• Updated 2023-07-12: Hello, Guest! Welcome back, and be sure to check out this follow-up post about our outage a week or so ago.

Intel Overdrive 486 DX4

lisa2

Well-known member
Does your motherboard have an "overdrive" socket?

I thought these chips required this socket.

 

NJRoadfan

Well-known member
These are drop-in replacement upgrades for any socketed 486 CPU. The Overdrive versions include an onboard 3.3V regulator to support machines that only have 5V CPU sockets.

 

olePigeon

Well-known member
Maybe I should have done more research.  I thought the point of the overdrive was that it had a voltage regulator.

 

olePigeon

Well-known member
Hah, ninjaed by NJRoadfan. :D   Glad I wasn't wrong.

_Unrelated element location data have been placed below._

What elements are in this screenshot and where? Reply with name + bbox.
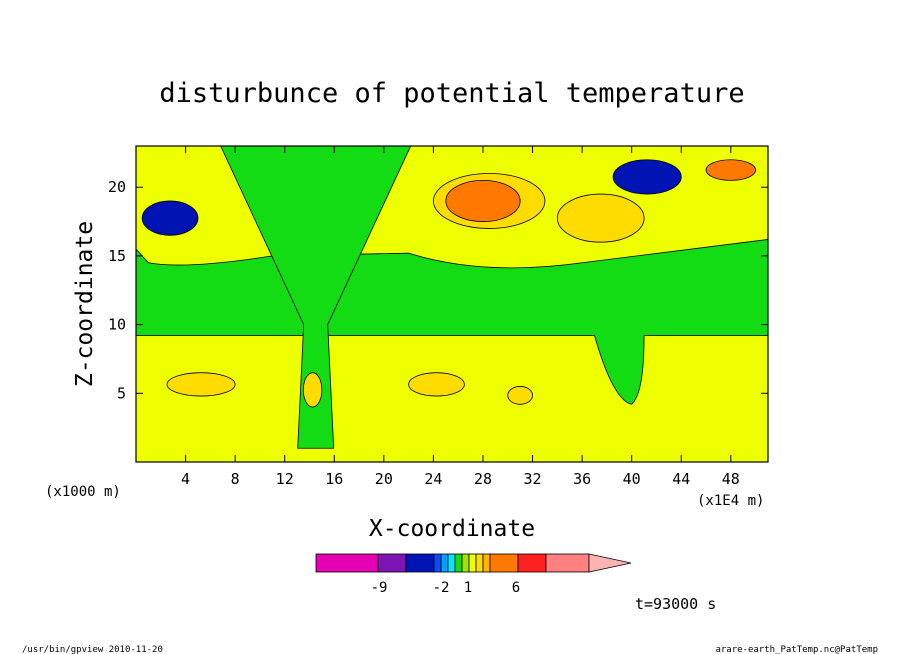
colorbar-labels: -9 -2 1 6: [371, 580, 521, 596]
field-region: [408, 372, 465, 397]
colorbar-segment: [433, 553, 442, 573]
field-region: [507, 386, 533, 405]
field-region: [612, 159, 682, 195]
x-tick-label: 20: [375, 470, 393, 488]
colorbar-segment: [482, 553, 491, 573]
colorbar-segment: [468, 553, 477, 573]
colorbar-segment: [461, 553, 470, 573]
colorbar-label: -2: [433, 580, 450, 596]
plot-frame: [135, 145, 769, 463]
chart-title: disturbunce of potential temperature: [159, 78, 744, 109]
x-tick-label: 44: [672, 470, 690, 488]
colorbar-segment: [377, 553, 407, 573]
field-region: [141, 200, 199, 236]
x-tick-label: 12: [276, 470, 294, 488]
x-tick-label: 24: [424, 470, 442, 488]
x-tick-label: 8: [231, 470, 240, 488]
field-region: [445, 179, 521, 222]
colorbar-label: 6: [512, 580, 520, 596]
colorbar-segment: [454, 553, 463, 573]
x-tick-label: 16: [325, 470, 343, 488]
x-tick-label: 4: [181, 470, 190, 488]
colorbar-end-triangle: [588, 553, 632, 573]
x-axis-label: X-coordinate: [369, 516, 535, 542]
y-axis: 5 10 15 20: [108, 178, 768, 402]
y-tick-label: 5: [117, 384, 126, 402]
y-tick-label: 10: [108, 316, 126, 334]
colorbar-segment: [447, 553, 456, 573]
plot-area: [136, 146, 768, 462]
colorbar-label: 1: [464, 580, 472, 596]
x-axis: 4 8 12 16 20 24 28 32 36 40 44 48: [181, 146, 740, 488]
field-region: [220, 146, 412, 449]
footer-left: /usr/bin/gpview 2010-11-20: [22, 645, 163, 654]
field-region: [166, 372, 236, 397]
x-tick-label: 32: [524, 470, 542, 488]
x-unit-left: (x1000 m): [45, 484, 121, 500]
y-tick-label: 20: [108, 178, 126, 196]
field-region: [302, 372, 323, 408]
field-region: [705, 159, 757, 181]
colorbar-segment: [489, 553, 519, 573]
x-tick-label: 36: [573, 470, 591, 488]
y-axis-label: Z-coordinate: [72, 221, 98, 387]
x-tick-label: 28: [474, 470, 492, 488]
x-tick-label: 40: [623, 470, 641, 488]
colorbar: [315, 553, 632, 573]
colorbar-segment: [405, 553, 435, 573]
colorbar-label: -9: [371, 580, 388, 596]
x-tick-label: 48: [722, 470, 740, 488]
field-region: [556, 193, 645, 243]
colorbar-segment: [545, 553, 590, 573]
colorbar-segment: [517, 553, 547, 573]
y-tick-label: 15: [108, 247, 126, 265]
footer-right: arare-earth_PatTemp.nc@PatTemp: [715, 645, 878, 654]
colorbar-segment: [315, 553, 379, 573]
colorbar-segment: [440, 553, 449, 573]
colorbar-segment: [475, 553, 484, 573]
time-label: t=93000 s: [635, 595, 716, 613]
x-unit-right: (x1E4 m): [697, 493, 764, 509]
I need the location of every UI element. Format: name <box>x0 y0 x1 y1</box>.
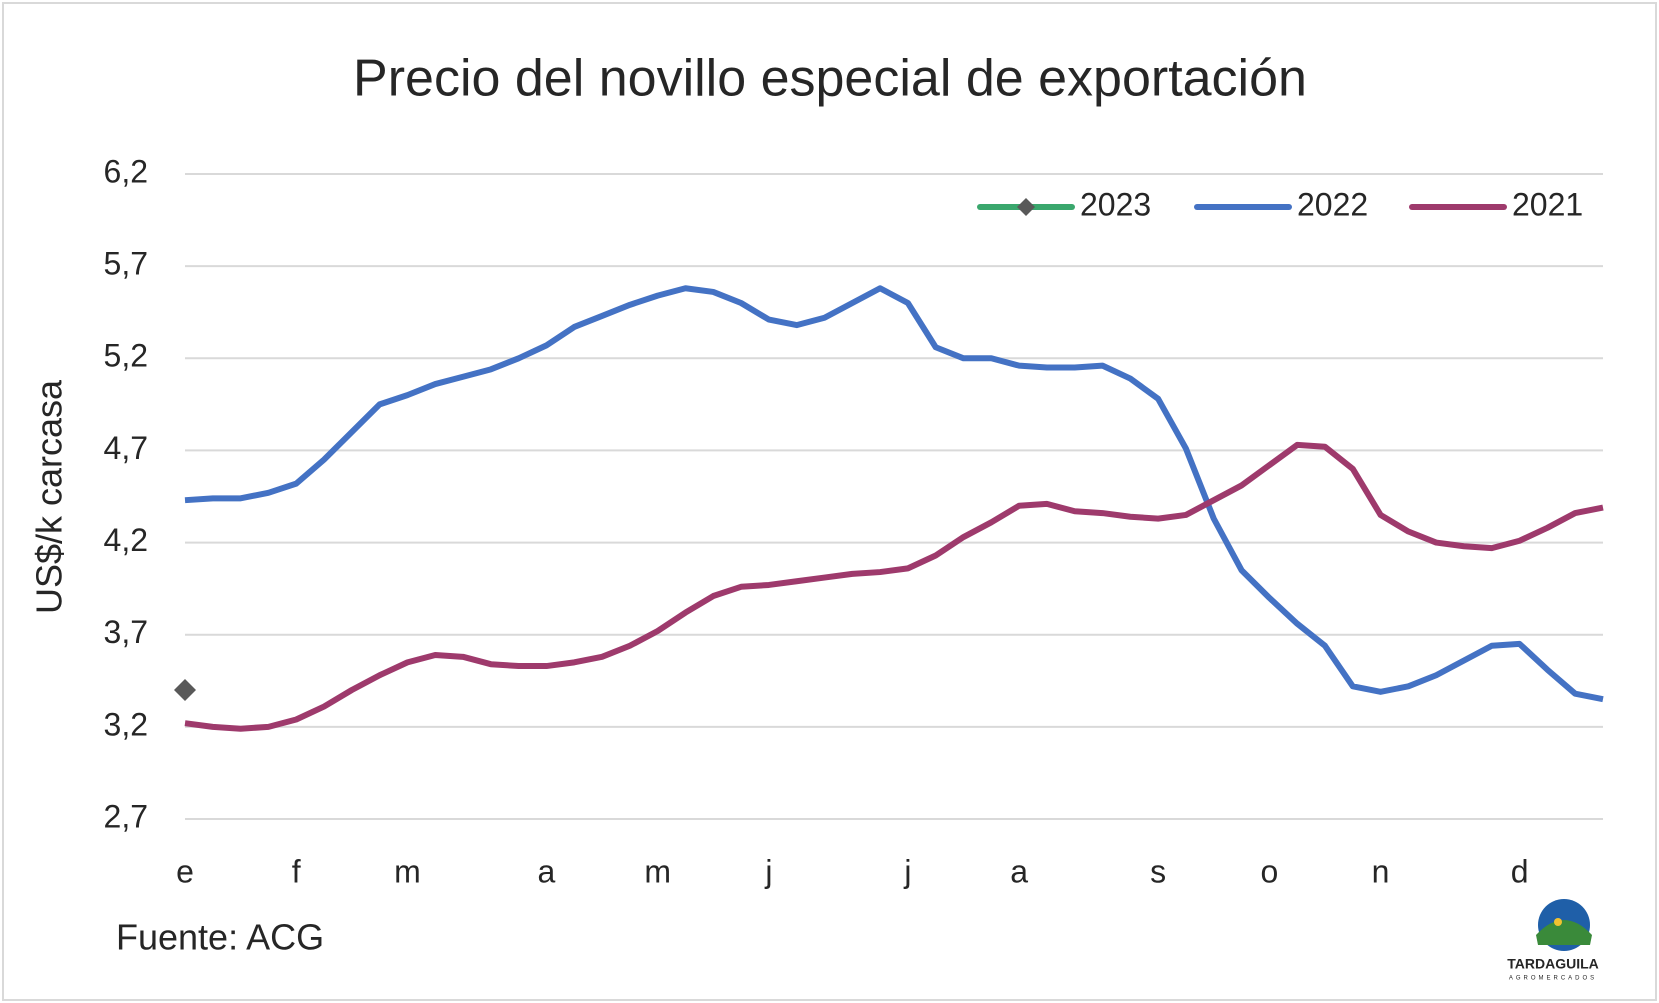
x-tick-label: a <box>1010 853 1028 889</box>
y-tick-label: 3,7 <box>104 614 148 650</box>
logo-text: TARDAGUILA <box>1507 956 1599 972</box>
source-note: Fuente: ACG <box>116 917 324 958</box>
logo-hill <box>1536 920 1592 945</box>
logo-sun <box>1554 918 1562 926</box>
y-tick-label: 4,2 <box>104 522 148 558</box>
logo-tagline: AGROMERCADOS <box>1509 976 1597 982</box>
y-tick-label: 5,7 <box>104 246 148 282</box>
y-tick-label: 5,2 <box>104 338 148 374</box>
chart-title: Precio del novillo especial de exportaci… <box>353 50 1307 108</box>
y-tick-label: 4,7 <box>104 430 148 466</box>
series-line <box>184 441 1604 732</box>
legend-label: 2022 <box>1297 186 1368 222</box>
y-tick-label: 3,2 <box>104 706 148 742</box>
y-tick-label: 6,2 <box>104 153 148 189</box>
x-tick-label: a <box>538 853 556 889</box>
legend-marker <box>1017 198 1035 216</box>
y-axis-title: US$/k carcasa <box>29 379 70 614</box>
legend-label: 2021 <box>1512 186 1583 222</box>
series-line <box>184 285 1604 703</box>
x-tick-label: j <box>764 853 772 889</box>
x-tick-label: s <box>1150 853 1166 889</box>
legend-label: 2023 <box>1080 186 1151 222</box>
x-tick-label: e <box>176 853 194 889</box>
x-tick-label: j <box>903 853 911 889</box>
x-tick-label: n <box>1372 853 1390 889</box>
x-tick-label: f <box>292 853 301 889</box>
x-tick-label: m <box>644 853 671 889</box>
x-tick-label: d <box>1511 853 1529 889</box>
logo: TARDAGUILA AGROMERCADOS <box>1507 899 1599 982</box>
y-tick-label: 2,7 <box>104 798 148 834</box>
x-tick-label: o <box>1260 853 1278 889</box>
data-point <box>174 679 196 701</box>
x-tick-label: m <box>394 853 421 889</box>
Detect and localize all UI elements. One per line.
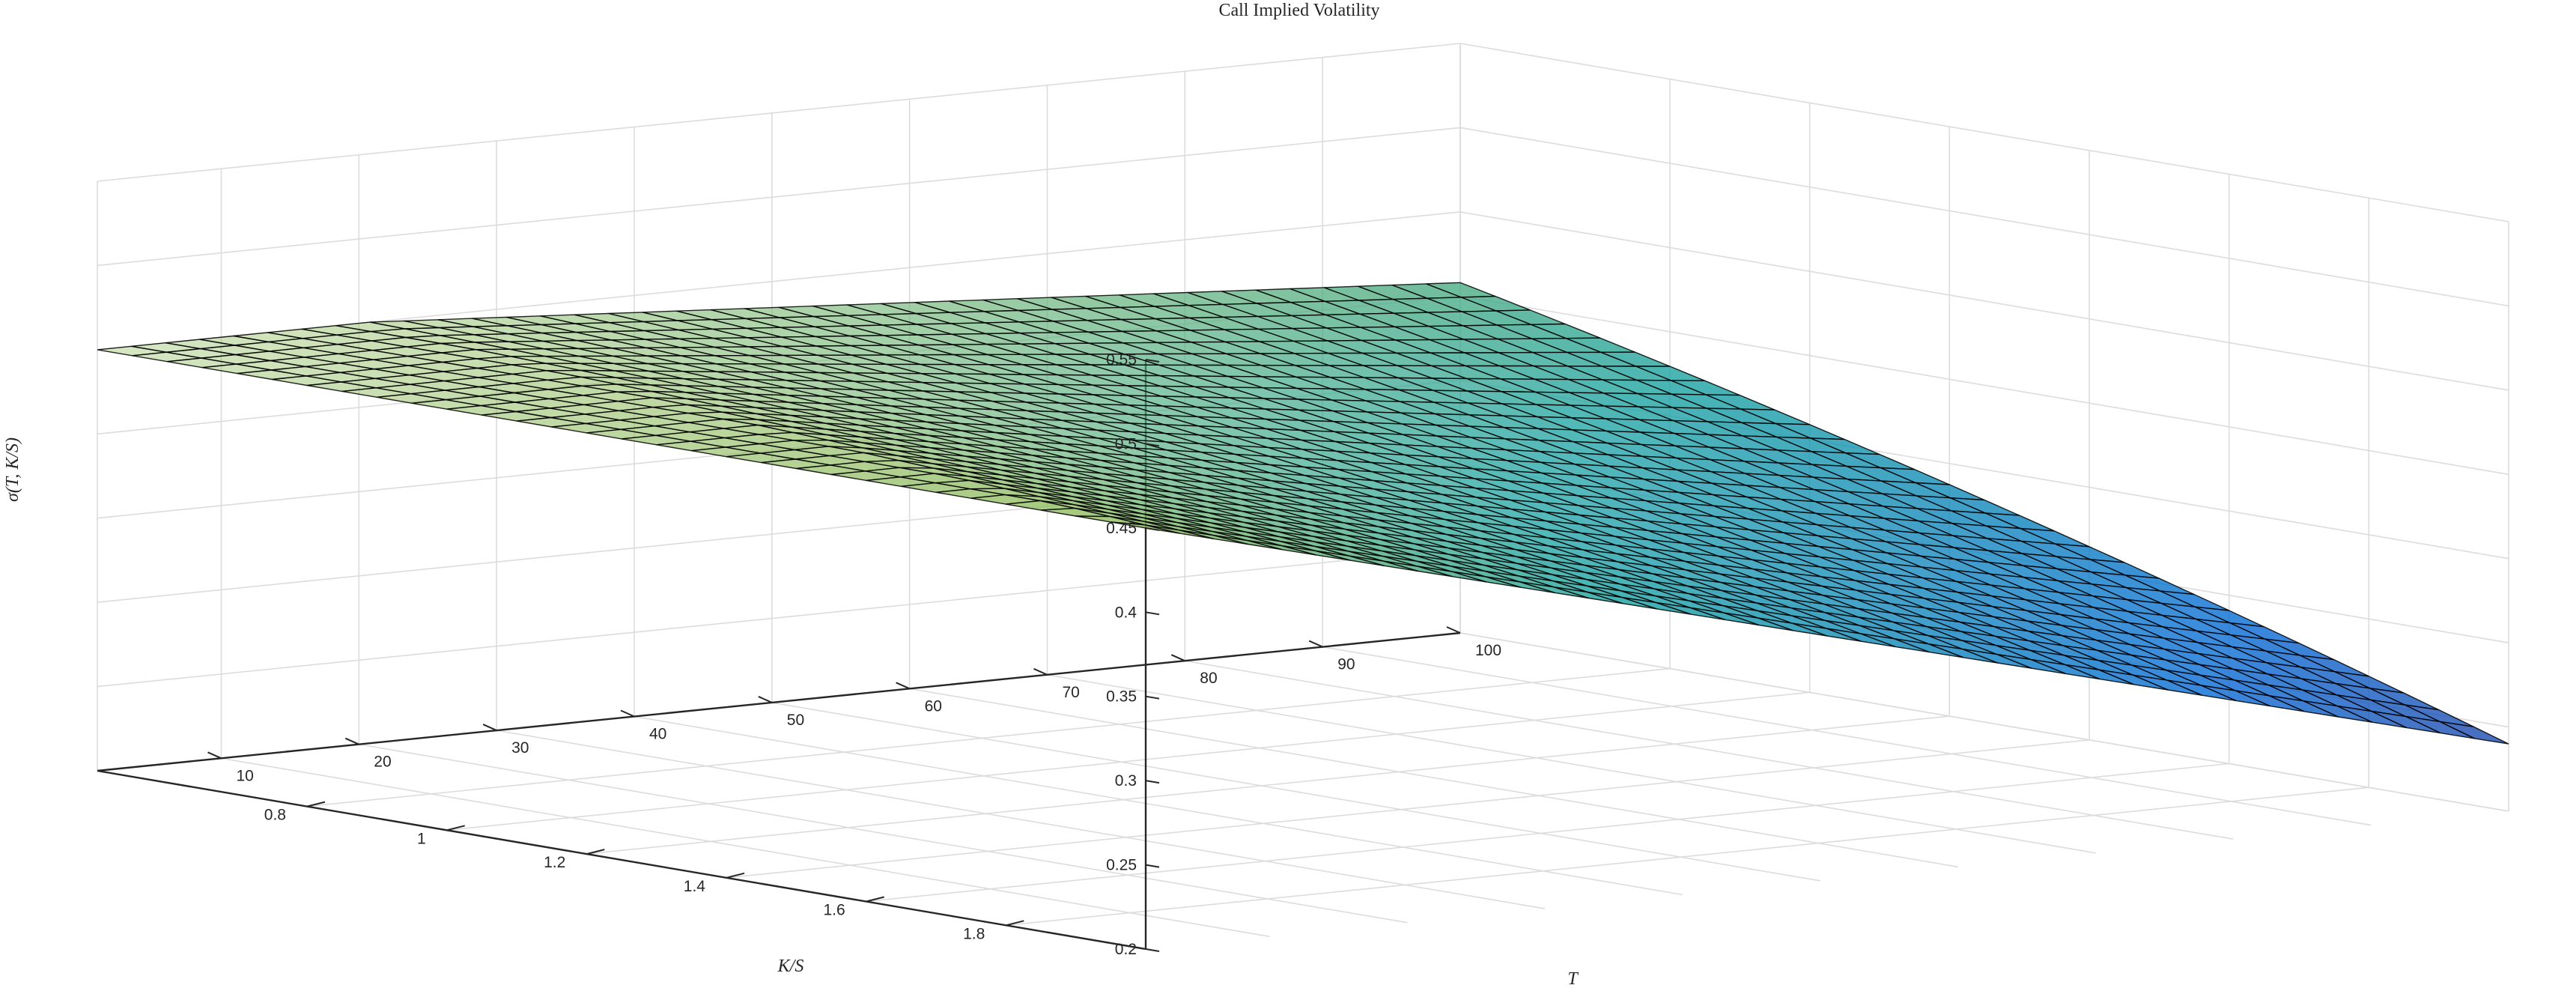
x-tick-label: 50 [787,712,804,729]
grid-line [446,691,1810,831]
x-tick [344,737,359,745]
x-tick [620,709,635,718]
grid-line [1459,632,2509,812]
y-tick [726,872,745,879]
y-tick [586,849,605,855]
x-tick-label: 60 [925,697,942,715]
z-tick [1145,527,1160,531]
x-tick-label: 70 [1063,684,1080,701]
grid-line [1047,674,2096,854]
z-tick-label: 0.3 [1115,772,1137,790]
z-tick-label: 0.5 [1115,435,1137,452]
z-tick-label: 0.2 [1115,941,1137,958]
y-tick-label: 1.6 [823,902,845,919]
grid-line [866,763,2229,903]
x-tick-label: 10 [237,767,254,784]
z-tick [1145,359,1160,363]
grid-line [97,43,1461,182]
grid-line [771,702,1820,882]
z-tick-label: 0.25 [1106,857,1137,874]
z-tick [1145,780,1160,784]
grid-line [634,715,1683,896]
volatility-surface [97,282,2509,745]
z-tick [1145,695,1160,700]
y-tick [446,825,465,831]
x-tick [207,751,222,760]
z-tick-label: 0.35 [1106,688,1137,706]
x-tick-label: 40 [649,726,666,743]
grid-line [909,688,1958,868]
grid-line [97,127,1461,267]
z-tick [1145,948,1160,952]
grid-line [1322,646,2372,826]
x-tick [758,695,773,703]
x-tick [1033,667,1048,676]
x-tick [1170,654,1185,662]
grid-line [1459,43,2509,222]
x-tick-label: 80 [1200,670,1217,687]
y-tick-label: 1.2 [544,854,565,871]
y-tick-label: 1.4 [684,878,706,895]
x-tick-label: 30 [511,739,529,757]
grid-line [586,715,1950,855]
grid-line [97,548,1461,688]
grid-line [1459,211,2509,391]
y-tick-label: 0.8 [264,807,286,824]
x-tick [896,682,911,690]
y-axis-line [97,769,1146,951]
grid-line [359,743,1408,924]
y-tick [1006,920,1024,927]
z-tick-label: 0.4 [1115,604,1137,621]
grid-line [221,757,1270,938]
z-tick-label: 0.55 [1106,351,1137,369]
grid-line [306,667,1671,807]
y-tick [306,801,326,807]
chart-title: Call Implied Volatility [1218,1,1379,20]
grid-line [1459,295,2509,476]
grid-line [1459,127,2509,307]
y-tick-label: 1 [417,830,426,847]
grid-line [1006,787,2369,927]
x-tick [1308,640,1323,648]
grid-line [1185,660,2234,840]
z-tick-label: 0.45 [1106,520,1137,537]
x-axis-label: T [1567,969,1579,989]
z-tick [1145,443,1160,447]
z-tick [1145,864,1160,868]
y-tick-label: 1.8 [963,925,985,942]
y-axis-label: K/S [777,957,804,976]
grid-line [496,730,1546,909]
tick-labels: 0.2 0.25 0.3 0.35 0.4 0.45 0.5 0.55 0.8 1 1.2 1.4 1.… [207,351,1501,958]
surface-patch [1111,521,1180,534]
y-tick [866,896,884,903]
grid-line [726,739,2090,879]
z-axis-label: σ(T, K/S) [3,437,22,502]
x-tick-label: 100 [1475,642,1501,659]
x-tick [482,724,497,732]
x-axis-line [97,631,1461,772]
z-tick [1145,611,1160,616]
x-tick-label: 20 [374,754,391,771]
x-tick [1446,626,1461,634]
x-tick-label: 90 [1337,656,1355,673]
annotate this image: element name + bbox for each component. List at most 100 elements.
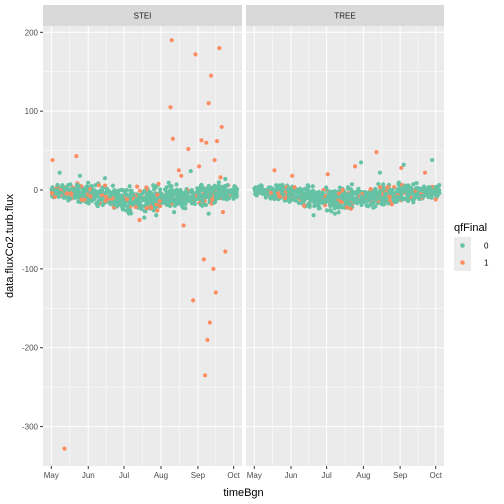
point-qf-0 (377, 191, 382, 196)
point-qf-1 (276, 191, 281, 196)
point-qf-0 (406, 185, 412, 190)
point-qf-0 (198, 187, 203, 193)
x-tick-label: Aug (356, 471, 370, 480)
point-qf-0 (74, 182, 79, 187)
point-qf-1 (186, 146, 191, 152)
point-qf-1 (210, 197, 215, 202)
point-qf-0 (191, 200, 196, 205)
point-qf-0 (316, 206, 321, 211)
point-qf-0 (124, 208, 129, 213)
point-qf-1 (325, 172, 330, 177)
point-qf-1 (290, 173, 295, 178)
point-qf-1 (103, 194, 108, 199)
point-qf-1 (205, 337, 210, 342)
point-qf-0 (220, 184, 225, 189)
point-qf-1 (79, 197, 84, 202)
point-qf-0 (273, 194, 278, 199)
point-qf-0 (337, 195, 342, 200)
point-qf-0 (386, 201, 391, 206)
point-qf-0 (100, 186, 105, 191)
point-qf-0 (325, 199, 330, 204)
point-qf-0 (433, 192, 438, 197)
point-qf-1 (283, 195, 288, 200)
point-qf-1 (218, 175, 223, 180)
point-qf-0 (84, 184, 89, 189)
point-qf-0 (433, 184, 438, 190)
point-qf-0 (268, 185, 273, 190)
point-qf-0 (206, 211, 211, 216)
point-qf-0 (102, 176, 108, 181)
point-qf-0 (414, 180, 419, 186)
point-qf-0 (311, 213, 316, 218)
point-qf-0 (166, 200, 171, 206)
point-qf-0 (163, 186, 168, 192)
point-qf-0 (348, 187, 354, 192)
point-qf-0 (399, 195, 404, 200)
point-qf-1 (340, 187, 345, 193)
y-tick-label: -200 (22, 344, 39, 353)
point-qf-1 (211, 266, 216, 271)
point-qf-0 (57, 170, 62, 175)
point-qf-1 (201, 257, 206, 262)
point-qf-0 (99, 189, 104, 194)
point-qf-0 (359, 194, 364, 199)
point-qf-0 (98, 197, 103, 202)
point-qf-1 (124, 197, 130, 202)
point-qf-0 (73, 188, 78, 193)
point-qf-1 (206, 101, 211, 106)
point-qf-0 (253, 192, 258, 197)
point-qf-1 (155, 192, 160, 197)
x-tick-label: Jun (285, 471, 298, 480)
point-qf-0 (396, 188, 401, 193)
point-qf-0 (183, 206, 188, 211)
point-qf-0 (306, 202, 311, 207)
point-qf-0 (333, 195, 338, 200)
point-qf-0 (381, 182, 386, 187)
point-qf-0 (383, 193, 388, 198)
legend-key-1 (460, 260, 465, 265)
point-qf-1 (154, 202, 159, 207)
point-qf-0 (391, 191, 396, 197)
point-qf-1 (217, 45, 222, 51)
point-qf-1 (336, 191, 342, 196)
point-qf-0 (368, 197, 373, 202)
point-qf-0 (399, 191, 404, 196)
point-qf-1 (155, 208, 160, 213)
point-qf-1 (102, 183, 108, 188)
point-qf-0 (265, 191, 270, 197)
point-qf-1 (179, 173, 184, 178)
point-qf-0 (230, 194, 235, 199)
point-qf-0 (58, 190, 63, 195)
point-qf-1 (433, 197, 438, 202)
facet-label-stei: STEI (134, 12, 152, 21)
point-qf-0 (405, 195, 410, 200)
point-qf-0 (381, 202, 387, 207)
point-qf-0 (184, 194, 189, 199)
point-qf-1 (135, 184, 140, 189)
point-qf-1 (389, 202, 394, 207)
point-qf-0 (437, 190, 442, 195)
point-qf-1 (202, 373, 208, 378)
point-qf-0 (312, 191, 317, 196)
point-qf-0 (295, 194, 300, 200)
gridlines (43, 26, 444, 466)
point-qf-0 (106, 188, 111, 194)
point-qf-0 (356, 199, 361, 205)
point-qf-0 (133, 199, 138, 204)
point-qf-0 (347, 202, 352, 207)
x-tick-label: May (44, 471, 59, 480)
point-qf-1 (176, 168, 181, 173)
point-qf-0 (308, 199, 313, 204)
point-qf-1 (368, 186, 373, 192)
point-qf-0 (390, 187, 395, 192)
point-qf-0 (142, 215, 147, 220)
point-qf-0 (268, 196, 273, 201)
point-qf-0 (331, 201, 336, 206)
point-qf-0 (305, 183, 310, 188)
point-qf-0 (358, 160, 364, 165)
point-qf-0 (124, 187, 129, 193)
point-qf-0 (332, 211, 338, 216)
point-qf-1 (385, 185, 390, 190)
facet-label-tree: TREE (334, 12, 355, 21)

I do have a motherboard that supports both 3v and 5v chips, but I'm not using that one.  So if that were the case, I could've swapped out motherboards.  But I like the one I have now because of the orientation of the ISA and VESA slots.   I also like the aesthetics of my current board with the 30-pin SIMMs and the little individual cache chips that I put in.  The other one has 72-pin RAM and the cache is soldered.

Edit:  I did learn the hard way about 3v versus 5v.  I used to have an AMD DX4 in the other motherboard, but when I switched over to my current board it's 5v only.  So I burnt out my DX4. :(   That's why I wanted the Overdrive.